Saltanat insanı mutlu eder, zengin eder. Para rahatlığı getirir ama her daim huzuru getirmez…
İktidarı ve koltuğu hiç bırakıp giden gördünüz mü? Ben görmedim.
Neden?
İktidar ve koltuk tatlıdır. Emreder iken etrafınızdakiler size ‘çok yaşa’ der ve tempo tutar. Siz de nefis olarak mutlu olursunuz. Keseniz doludur, rahat harcar, tasarruflarınızı dilediğinizce kullanırsınız.
Etrafınıza kıyak üzerine kıyak çeker, lüks içerisinde yaşarsınız.
En nihayetinde iktidar ve koltuk asla bırakılmaz.
Bir partinin kol başkanını dahi o yerinden almak zordur. Kendine bıraksanız ömür boyu orada yaşlanmak ister ve koltuğu hatta belli aralıklarla evine de götürmenin telaşındadır.
Saltanat ve koltuk uğruna aynı anne ve babadan olan kardeşler tıpkı Osmanlı İmparatorluğu’nda olduğu kardeşlerine kıymışlar, astırmışlar, boğdurmuşlardır.
Allah’ın verdiği canı koltuk uğruna, saltanat uğruna, iktidar uğruna kendileri almaya kalkanlar dahi olmuştur.
O çok övündüğümüz Osmanlı’da bütün bunlar yaşanmış ve koltuk uğruna kardeşlerini öldüren padişahlar ile ta ki yıkılma dönemine kadar gelmişiz.
Yönetmek için nüfus lazım, bilgi lazım, tecrübe lazım.
Siz imamı getirip belediye başkanı yapar isen akşam sabah belediye başkanının gözü cenaze takibinde olur!
Yıllarca alışmıştır mevlit okuyarak üç beş kuruş evinin nafakasını çıkaracak kazanç elde etmeye…
Siz getirip eleğini elemiş, duvara asmışları aday yapar da belediye başkanı olur musun? Derseniz o vakit de siyasette paylaşımcı olmak durumunda kalır, köşede oturup elinizdeki kalemi başkaları alarak oturup size ait kararları alıp size de ‘altına imza at’ derler.
Ne bakanlar geldi geçti, ne başbakanlar.
Ne Cumhurbaşkanları, ne de kudretli Devlet Başkanları…
Hepsinin altında koltukları vardı. Hiç altlarından gitmeyecek sandıkları koltukları.
Bugün bu durumda olan onlarca siyasetçi var aramızda. Kimliği yoksun adaylara ‘ne kılıf bulabilirsek o güzel yakışır?’ diyerek günlerce düşünüp bir türlü kılıf bulamayınca mesleğini söylemek zorunda kaldığınız siyasetçilerle karşı karşıya kaldık maalesef.

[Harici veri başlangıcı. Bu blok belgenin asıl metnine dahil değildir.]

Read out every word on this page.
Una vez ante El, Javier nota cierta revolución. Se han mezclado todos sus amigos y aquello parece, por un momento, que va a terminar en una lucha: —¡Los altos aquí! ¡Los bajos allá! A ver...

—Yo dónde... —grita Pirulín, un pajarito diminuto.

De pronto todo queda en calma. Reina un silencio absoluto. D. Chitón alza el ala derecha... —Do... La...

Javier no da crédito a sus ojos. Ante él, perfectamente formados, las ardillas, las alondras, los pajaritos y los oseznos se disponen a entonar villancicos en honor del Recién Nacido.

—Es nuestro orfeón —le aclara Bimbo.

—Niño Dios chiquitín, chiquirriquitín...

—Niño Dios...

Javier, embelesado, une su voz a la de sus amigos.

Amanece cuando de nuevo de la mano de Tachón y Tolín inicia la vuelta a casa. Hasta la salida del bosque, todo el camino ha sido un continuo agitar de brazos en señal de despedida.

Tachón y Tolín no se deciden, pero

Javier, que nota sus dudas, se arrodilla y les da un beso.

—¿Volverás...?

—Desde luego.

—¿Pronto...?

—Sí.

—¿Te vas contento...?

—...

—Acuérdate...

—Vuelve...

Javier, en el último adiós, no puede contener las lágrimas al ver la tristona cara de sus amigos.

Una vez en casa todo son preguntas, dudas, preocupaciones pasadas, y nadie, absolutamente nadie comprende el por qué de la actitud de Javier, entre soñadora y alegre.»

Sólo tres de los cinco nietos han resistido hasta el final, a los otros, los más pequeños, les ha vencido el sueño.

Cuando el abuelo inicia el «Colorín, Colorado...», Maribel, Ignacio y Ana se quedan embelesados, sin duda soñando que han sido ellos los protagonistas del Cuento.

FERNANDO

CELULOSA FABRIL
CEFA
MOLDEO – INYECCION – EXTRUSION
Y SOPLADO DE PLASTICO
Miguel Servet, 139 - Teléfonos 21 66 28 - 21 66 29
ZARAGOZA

31 Mart yerel seçimleri aslında Adana adına bir kurtuluş günü.
Bunu becerebilirsek, hayata geçirebilir isek. Seyhan’da ikamet eden bir seçmen olarak çok ama çok şeyden rahatsızım.

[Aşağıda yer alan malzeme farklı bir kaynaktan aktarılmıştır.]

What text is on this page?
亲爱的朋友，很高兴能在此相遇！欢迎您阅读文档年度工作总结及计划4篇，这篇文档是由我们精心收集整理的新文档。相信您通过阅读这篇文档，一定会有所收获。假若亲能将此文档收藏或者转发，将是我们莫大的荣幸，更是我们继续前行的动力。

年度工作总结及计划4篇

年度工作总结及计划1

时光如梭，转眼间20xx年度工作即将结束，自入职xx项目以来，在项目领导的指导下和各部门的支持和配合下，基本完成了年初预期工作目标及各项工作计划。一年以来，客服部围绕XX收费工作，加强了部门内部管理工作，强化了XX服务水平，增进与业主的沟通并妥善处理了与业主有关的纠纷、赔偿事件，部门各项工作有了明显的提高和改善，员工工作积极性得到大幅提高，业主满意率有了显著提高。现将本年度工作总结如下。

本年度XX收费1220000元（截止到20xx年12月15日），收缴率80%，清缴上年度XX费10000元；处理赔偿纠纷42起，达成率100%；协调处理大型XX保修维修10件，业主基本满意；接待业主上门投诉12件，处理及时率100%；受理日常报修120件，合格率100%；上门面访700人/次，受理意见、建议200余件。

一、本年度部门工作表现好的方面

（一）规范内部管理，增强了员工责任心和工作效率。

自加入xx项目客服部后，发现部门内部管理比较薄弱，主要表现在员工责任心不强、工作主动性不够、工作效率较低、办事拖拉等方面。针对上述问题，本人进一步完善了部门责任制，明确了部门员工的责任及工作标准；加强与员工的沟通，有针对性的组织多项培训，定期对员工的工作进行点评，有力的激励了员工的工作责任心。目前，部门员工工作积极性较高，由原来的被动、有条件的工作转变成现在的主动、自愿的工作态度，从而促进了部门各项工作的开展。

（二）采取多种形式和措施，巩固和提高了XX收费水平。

Bu rahatsızlığım sadece benim rahatsızlığım değil, tüm mahalle halkının rahatsızlığıdır.
Kimsenin de seçimlerden sonra kapımızı çalarak ‘bir sıkıntınız mı var ey halkım?’ demediği ortamda insan olduğumuzu, seçmen olduğumuzu nihayet oy kullanma zamanı gelince anladık!
Bize bunu kim anlattı?
Kalibresi düşük adaylar…
Biz ne yapacağız?
Yine dışlanıp sadece oy zamanı akıllarına gelen insanlar olduğumuzu unutup düşeceğiz peşlerine bu koltuk sevdalılarının.

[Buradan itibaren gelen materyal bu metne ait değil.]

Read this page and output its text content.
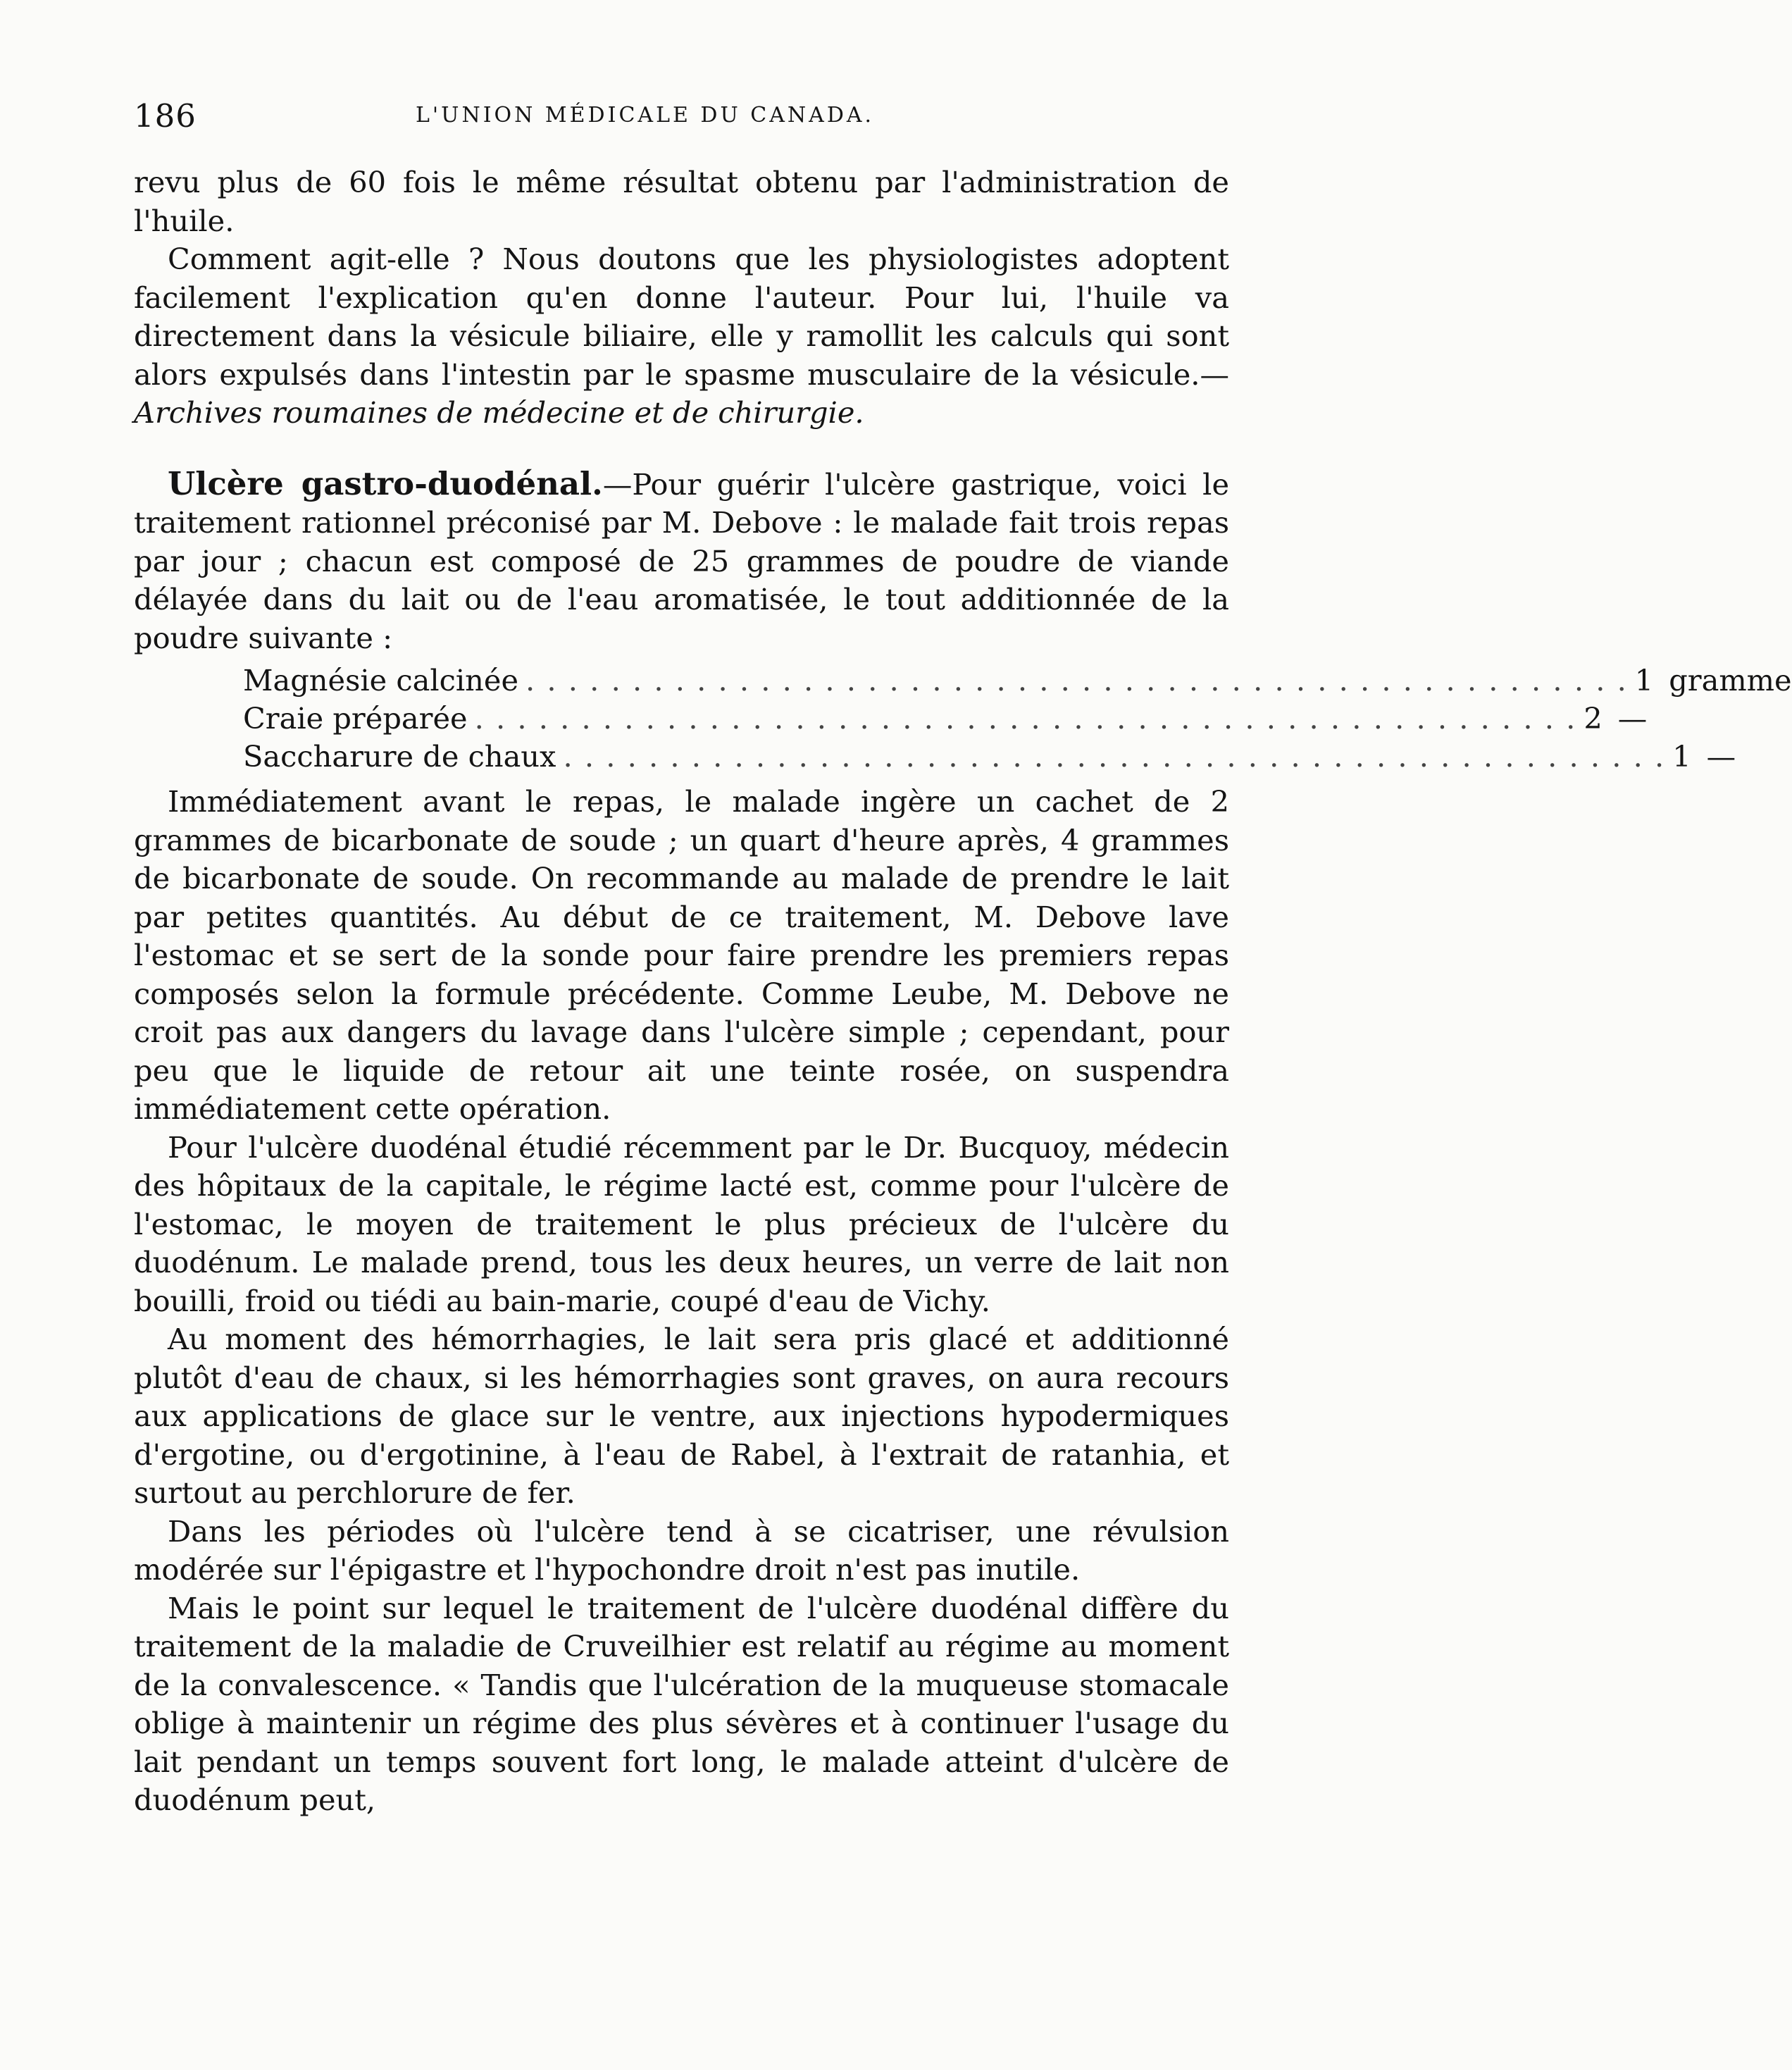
186	L'UNION MÉDICALE DU CANADA.

revu plus de 60 fois le même résultat obtenu par l'administration de l'huile.

Comment agit-elle ? Nous doutons que les physiologistes adoptent facilement l'explication qu'en donne l'auteur. Pour lui, l'huile va directement dans la vésicule biliaire, elle y ramollit les calculs qui sont alors expulsés dans l'intestin par le spasme musculaire de la vésicule.—Archives roumaines de médecine et de chirurgie.

Ulcère gastro-duodénal.—Pour guérir l'ulcère gastrique, voici le traitement rationnel préconisé par M. Debove : le malade fait trois repas par jour ; chacun est composé de 25 grammes de poudre de viande délayée dans du lait ou de l'eau aromatisée, le tout additionnée de la poudre suivante :

Magnésie calcinée . . . . . . . . . . . . . . . . . . . . . . . . . . . . . . . . . . . . . . . . . . . . . . . . . . . . 1 gramme
Craie préparée . . . . . . . . . . . . . . . . . . . . . . . . . . . . . . . . . . . . . . . . . . . . . . . . . . . . 2 —
Saccharure de chaux . . . . . . . . . . . . . . . . . . . . . . . . . . . . . . . . . . . . . . . . . . . . . . . . . . . . 1 —

Immédiatement avant le repas, le malade ingère un cachet de 2 grammes de bicarbonate de soude ; un quart d'heure après, 4 grammes de bicarbonate de soude. On recommande au malade de prendre le lait par petites quantités. Au début de ce traitement, M. Debove lave l'estomac et se sert de la sonde pour faire prendre les premiers repas composés selon la formule précédente. Comme Leube, M. Debove ne croit pas aux dangers du lavage dans l'ulcère simple ; cependant, pour peu que le liquide de retour ait une teinte rosée, on suspendra immédiatement cette opération.

Pour l'ulcère duodénal étudié récemment par le Dr. Bucquoy, médecin des hôpitaux de la capitale, le régime lacté est, comme pour l'ulcère de l'estomac, le moyen de traitement le plus précieux de l'ulcère du duodénum. Le malade prend, tous les deux heures, un verre de lait non bouilli, froid ou tiédi au bain-marie, coupé d'eau de Vichy.

Au moment des hémorrhagies, le lait sera pris glacé et additionné plutôt d'eau de chaux, si les hémorrhagies sont graves, on aura recours aux applications de glace sur le ventre, aux injections hypodermiques d'ergotine, ou d'ergotinine, à l'eau de Rabel, à l'extrait de ratanhia, et surtout au perchlorure de fer.

Dans les périodes où l'ulcère tend à se cicatriser, une révulsion modérée sur l'épigastre et l'hypochondre droit n'est pas inutile.

Mais le point sur lequel le traitement de l'ulcère duodénal diffère du traitement de la maladie de Cruveilhier est relatif au régime au moment de la convalescence. « Tandis que l'ulcération de la muqueuse stomacale oblige à maintenir un régime des plus sévères et à continuer l'usage du lait pendant un temps souvent fort long, le malade atteint d'ulcère de duodénum peut,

İhaleleri yandaşları alacak bu koltuk sevdalısı düşük profillilerin.
Belediyeye yakınlarını işe aldıracaklar ellerine bir imkân geçte.
Seyhan’da son bir haftadır değişik mahallelerde insanlarla söyleşi yapma imkânı buldum. AK Parti ve MHP’nin ortak adayı olan Fikret Yeni için ‘Başkan olur ise nasıl bir başkan olur?’ sorusu yönetilmeye başlanıldı son günlerde…
Ak Parti’deki il başkanlığı dönemine bakarak endişe taşıyorlar…
CHP, İYİ Parti ve HDP destekli blokun adayı içinde ‘tanımıyoruz, siyaseten kendisini geri plana çekmişti. Yaşlı ve ağır tempolu. Zeydan Karalar ile ortak hareket ediyor. Nasıl belediye başkanlığı yapacak?’ diyerek endişeler üst tondan konuşuluyor.
Yani sizin anlayacağınız ortada her iki adayı da başarılı görmeyen yüzde 30 civarında bir kararsız seçmen var.
Zaten seçimin kaderini de bu kararsızlar belirleyecek.
Nereye yüklenir iseler orası seçim kazanacak.
Seyhan seçimleri bu nedenle çetin geçecek ve ortalık toz duman olacak…
Bize de yakından izlemek düşecek. Görüşmek dileğiyle.